We also of course managed to squeeze in several doctors appointments over break. Emma has been struggling the last 3-4 weeks at PT and OT and was seeming to have some new pain possibly in her hip. We had x-rays done two days before Christmas and they showed that Emma has a condition called Coxa Valga, which is neuromuscular hip disease where the shaft of the hip bone is at an angle that is greater than 140 degrees. The doctors felt this could be causing her some additional pain. We don’t have a lot of information about it yet, but are hoping to learn more while we are in Boston next week. Emma also had an appointment in Lincoln this week, where she got a new dose of Botox in her left thumb and ankle. We saw some great benefits from her last dose of Botox, and it had become very apparent that it had worn off, as Emma was having a lot more tone and pain in those areas. Dr. Kafka at Madonna who does her Botox said he didn’t think the Coxa Valga looked severe at this point. He said he would like to see if the Botox helps relieve some pain and encourages Emma to weight bear on her legs more, which could help improve her hips. On the bright side we are already noticing a difference from the Botox and are so glad it has given Emma some relief.
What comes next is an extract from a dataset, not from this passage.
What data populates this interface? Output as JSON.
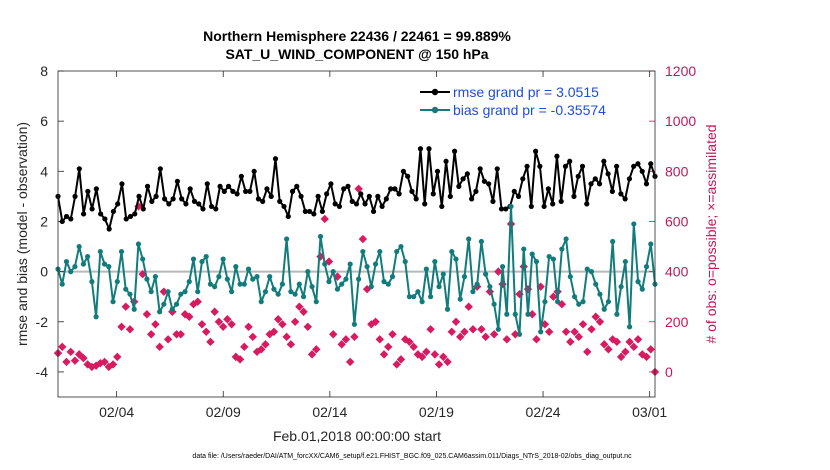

Emma unfortunately has also picked up another cough and cold. We took her into her pediatrician this week and they put her back on an antibiotic and Albuterol breathing treatments again. He said her lungs sounded crackly and wheezy again. Not great news, but we are hoping this will help her improve quickly so that her lungs are healthy enough for scans next week.
Emma has now finished her 5th cycle of the TPCV chemotherapy regimen. We were supposed to scan when Emma was in the hospital in November, but since her lungs weren’t very good she couldn’t be sedated or taken to Boston for scans. Dr. Chi in Boston decided to go ahead and complete one more cycle of chemotherapy and then scan. That means we are headed to Boston next week for MRI scans. We will scan on Wednesday, January 6th and then will meet with some of our doctors in clinic that afternoon. Dr. Chi, our oncologist is out of town until Friday, so we will stay in Boston so that we can meet with her Friday before flying home on Saturday. It isn’t ideal, but we are thankful it worked out to catch all of the doctors over a few days during the holiday season. We of course are nervous and scanxiety is settling in as we prepare to leave for Boston. We are trying very hard to be hopeful for good results, but know that this is not a guarantee. We would really appreciate a few extra prayers for positive scan results next week from all of our wonderful prayer warriors.
As we start 2016 we pray that this will be year filled with positive results, progress, time with family, much happiness and love, and most of all a CURE for the many kids fighting this awful disease. Thank you to each and everyone of you who supports us, lifts us up in prayer and keeps us EmmaStrong!!